I am so upset that the citizens of Texas, Wisconsin, Alabama, and other states are willing to go along with this deadly idiocy. I mean SOME women must have voted for these extremists. WHY? What is the matter with them? I can understand some men feeling, as the Monty Python song says, that "Every Sperm is Sacred," but WOMEN?

I'm sorry. I'm ranting. but this issue is so personal, and I don't even have a spare dollar to send to Ms. Gaylor's charity at the moment. Living on Social Security is living on the edge of bankruptcy, but I wouldn't be here to rant if it weren't for that elderly MD in Iowa back in the Dark Ages of the 1950s.
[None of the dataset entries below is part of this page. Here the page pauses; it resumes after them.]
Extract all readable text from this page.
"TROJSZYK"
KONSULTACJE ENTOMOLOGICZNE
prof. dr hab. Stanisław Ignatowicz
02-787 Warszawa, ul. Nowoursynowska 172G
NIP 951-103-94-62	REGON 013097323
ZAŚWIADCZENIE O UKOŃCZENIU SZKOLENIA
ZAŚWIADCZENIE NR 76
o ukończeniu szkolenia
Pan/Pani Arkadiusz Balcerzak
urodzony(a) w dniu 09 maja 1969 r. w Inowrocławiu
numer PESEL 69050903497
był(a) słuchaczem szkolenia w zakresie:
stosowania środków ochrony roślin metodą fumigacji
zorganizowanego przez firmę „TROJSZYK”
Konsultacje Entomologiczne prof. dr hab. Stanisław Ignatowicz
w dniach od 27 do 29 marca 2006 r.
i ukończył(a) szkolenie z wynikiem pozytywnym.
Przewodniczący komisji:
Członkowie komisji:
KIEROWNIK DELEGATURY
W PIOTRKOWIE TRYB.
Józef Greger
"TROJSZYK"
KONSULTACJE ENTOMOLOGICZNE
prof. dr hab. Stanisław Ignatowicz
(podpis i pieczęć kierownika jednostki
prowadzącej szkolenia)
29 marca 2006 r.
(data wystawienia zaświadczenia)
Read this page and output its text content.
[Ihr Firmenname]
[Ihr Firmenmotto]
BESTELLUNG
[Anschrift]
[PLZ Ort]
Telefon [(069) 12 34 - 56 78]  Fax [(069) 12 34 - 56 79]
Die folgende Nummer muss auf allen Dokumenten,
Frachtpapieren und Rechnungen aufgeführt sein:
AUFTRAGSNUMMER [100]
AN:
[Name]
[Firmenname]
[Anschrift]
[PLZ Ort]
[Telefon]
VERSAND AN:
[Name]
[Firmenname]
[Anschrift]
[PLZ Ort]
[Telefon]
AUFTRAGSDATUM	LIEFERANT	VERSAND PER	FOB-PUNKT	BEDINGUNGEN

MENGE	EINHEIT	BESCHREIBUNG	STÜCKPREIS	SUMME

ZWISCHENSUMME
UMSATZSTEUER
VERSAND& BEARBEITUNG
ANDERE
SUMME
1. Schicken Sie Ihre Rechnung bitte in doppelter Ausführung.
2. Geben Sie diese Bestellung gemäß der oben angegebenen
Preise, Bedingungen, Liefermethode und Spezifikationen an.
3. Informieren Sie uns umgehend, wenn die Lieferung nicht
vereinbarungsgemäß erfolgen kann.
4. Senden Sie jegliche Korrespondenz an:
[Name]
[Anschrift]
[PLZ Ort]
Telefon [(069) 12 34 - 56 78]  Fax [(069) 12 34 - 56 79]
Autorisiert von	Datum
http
Anne Nicol Gaylor, thank you SO much for everything you do!
#116 - Eleanor said on July 11, 2013
Elaine, Thank you for sharing your touching story. No American woman should have to suffer as you did ever again. On your behalf, I am making a donation of $25 to the Women's Medical Fund.
#117 - Eleanor said on July 11, 2013
Elaine, Thank you for sharing your touching story. No American woman should have to suffer as you did ever again. On your behalf, I am making a donation of $25 to the Women's Medical Fund.
#118 - Eleanor said on July 11, 2013
Elaine, Thank you for sharing your touching story. No American woman should have to suffer as you did ever again. On your behalf, I am making a donation of $25 to the Women's Medical Fund.
#119 - Eleanor said on July 11, 2013
Sorry to have posted my comment so many times, but it did not show up on my PC for a while.
#121 - Dianne said on July 29, 2013
Thank you for this very moving post, and Elaine, for your story. I'm 60 years old, so I'm of the generation which remembers what it was like before Roe, when the leading cause of death among women of childbearing age was complications from septic abortions. In 1972 I worked in a doctors' office right down the block from a hospital. One of my jobs was moving files from the "active" to the "deceased" sections. I looked at why these people had died, and over and over it was septic abortions. This was in California, which had one of the most "liberal" abortion laws in the country, and in a college town, so many of the dead women were my age--college students. After January 1973, the numbers of women dying dropped to zero within weeks. I never want my nieces or other young women to go through this again.